Now, we also know that the reason we don't get to see our WoL kick people's behinds cinematically is due to budget - there are way too many different jobs, and there'd have to be either one variation for each, or to have us engage in a completely different way (the punch).
However, everyone also knows that you can (often quite easily) simply write around it. Have the characters who aren't going to do anything in a scene either not be there, or be otherwise busy with other threats. It's a key, and very simple skill to have as a writer, especially when dealing with walking nukes.
Stormblood was very guilty of it. Endwalker had few, but egregious moments.

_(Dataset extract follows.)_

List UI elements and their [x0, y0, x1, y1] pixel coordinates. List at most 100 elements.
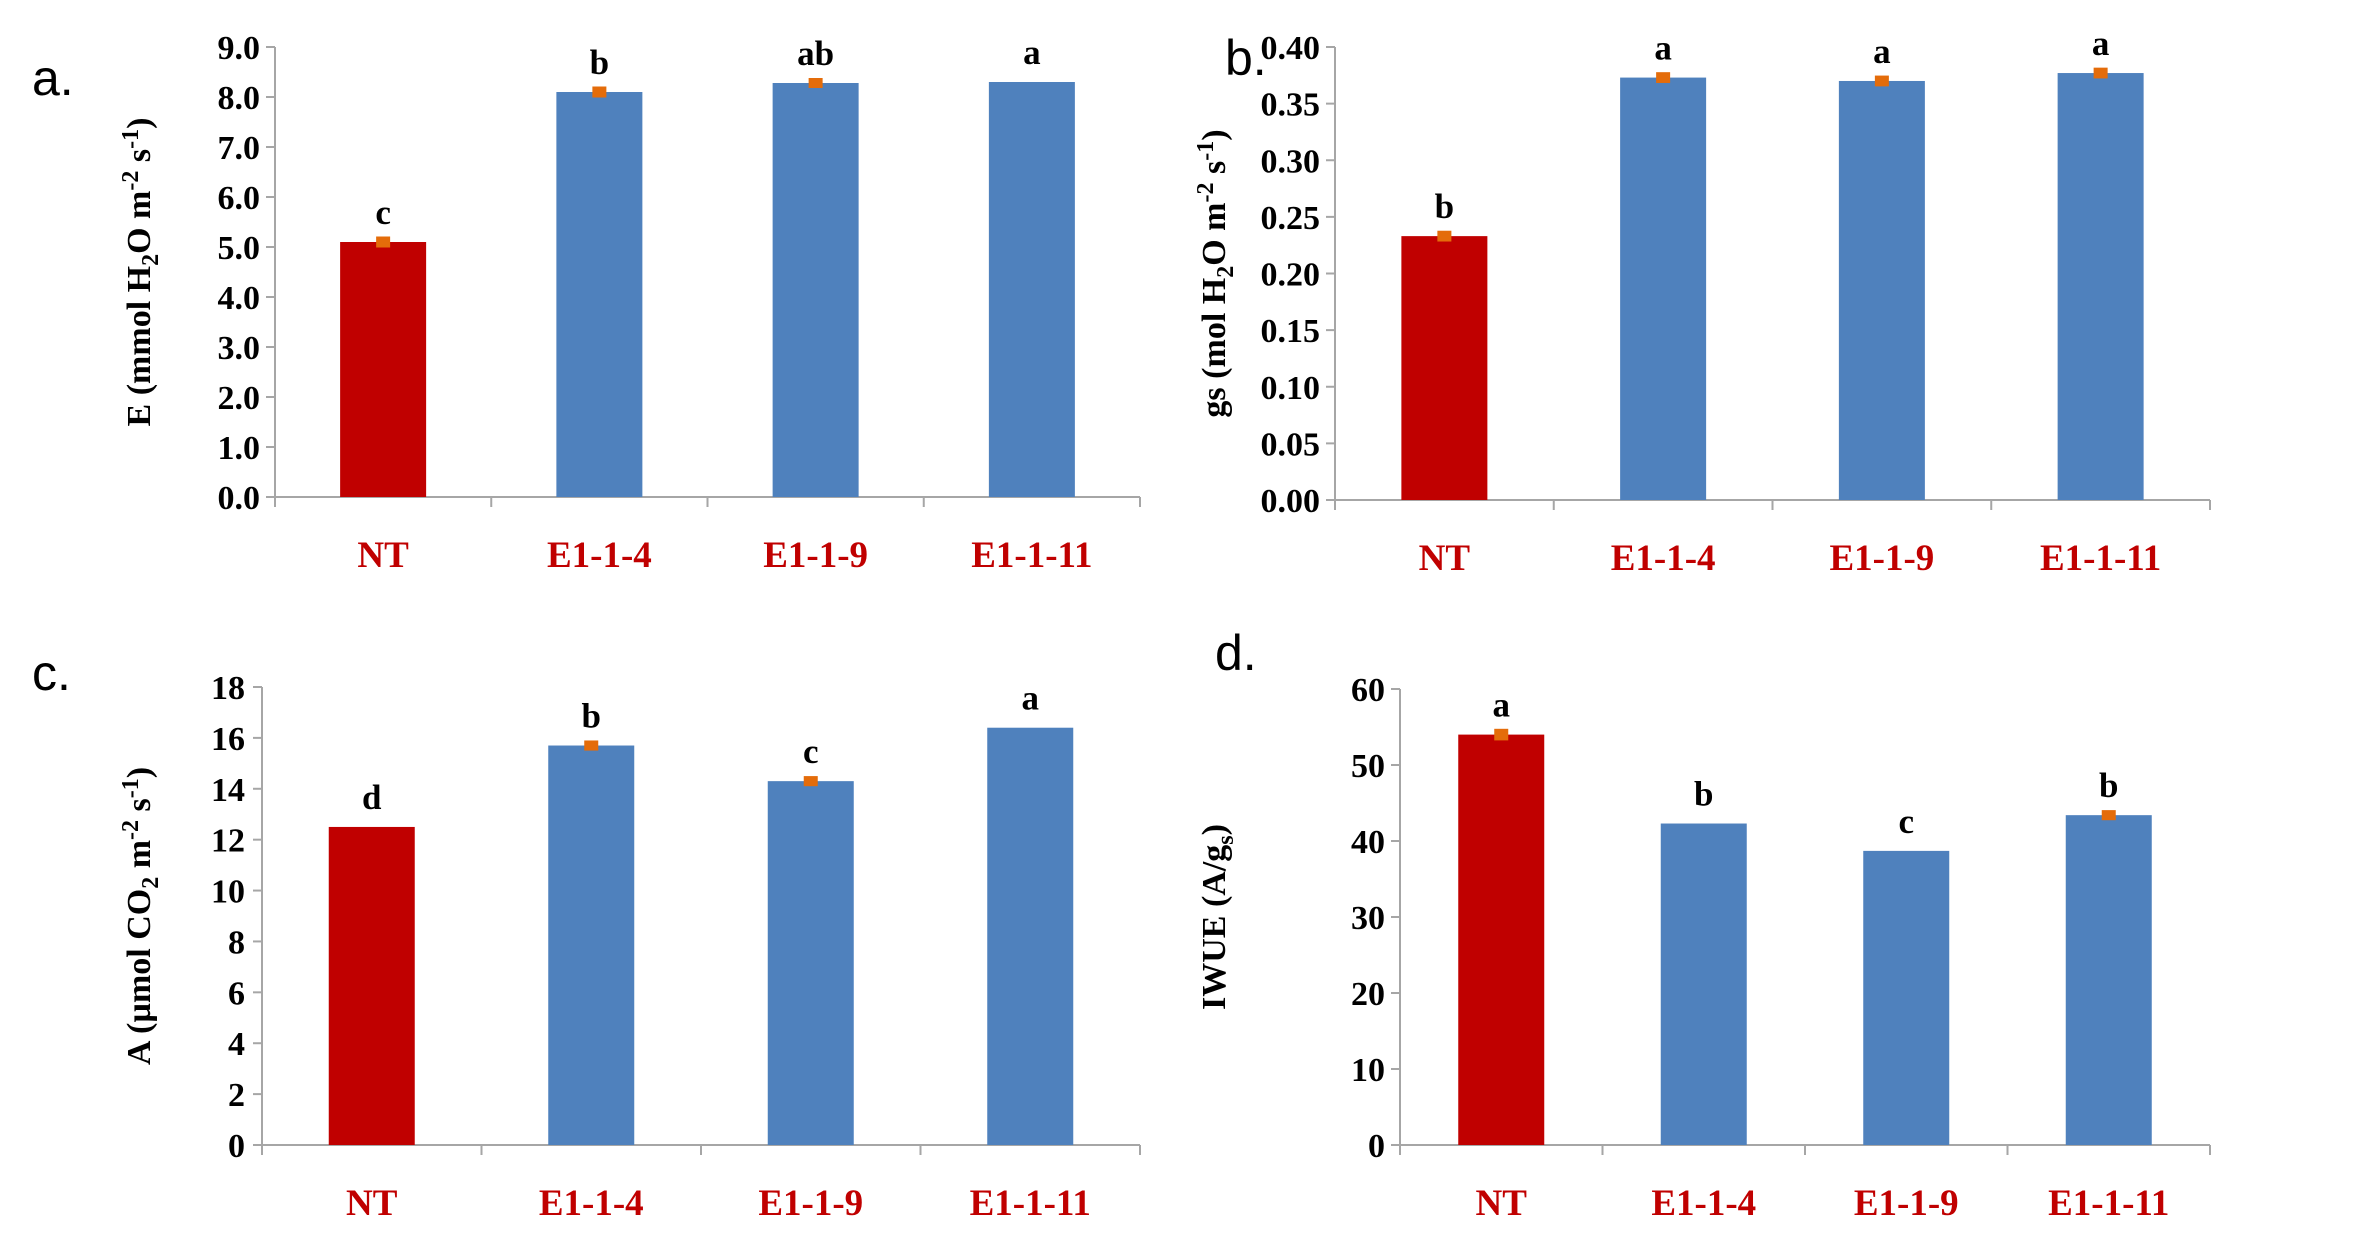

And then there is Dawntrail.
I'm not going to mention the MSQ, we've all suffered through it, we all saw how 80% of things only happen because characters are either holding the dumb ball or the inaction ball. I thought I was done giving feedback about 7.0. And then I started doing the Role Quests.
Good gods, it's never been this bad. Putting aside the even lower quality writing than the MSQ (pranks, really? Lighthearted doesn't have to mean juvenile. Please make the writer responsible play through the Hildibrand questline over and over again until they understand that.), almost every single thing that happens in these godforsaken cutscenes is due to no one involved having any initiative whatsoever. There are so many ways to write around this, to keep someone busy or unavailable, and they use not a single one of them.
The Warrior of Light has the Echo. Surely the writers know this? That it's the perfect plot device for us to learn about things that happened when we weren't somewhere? That it is how ARR handles the attack on the Waking Sands, and they didn't even need to because we weren't even walking nukes yet.
Sub-ARR. This is where we've gotten to.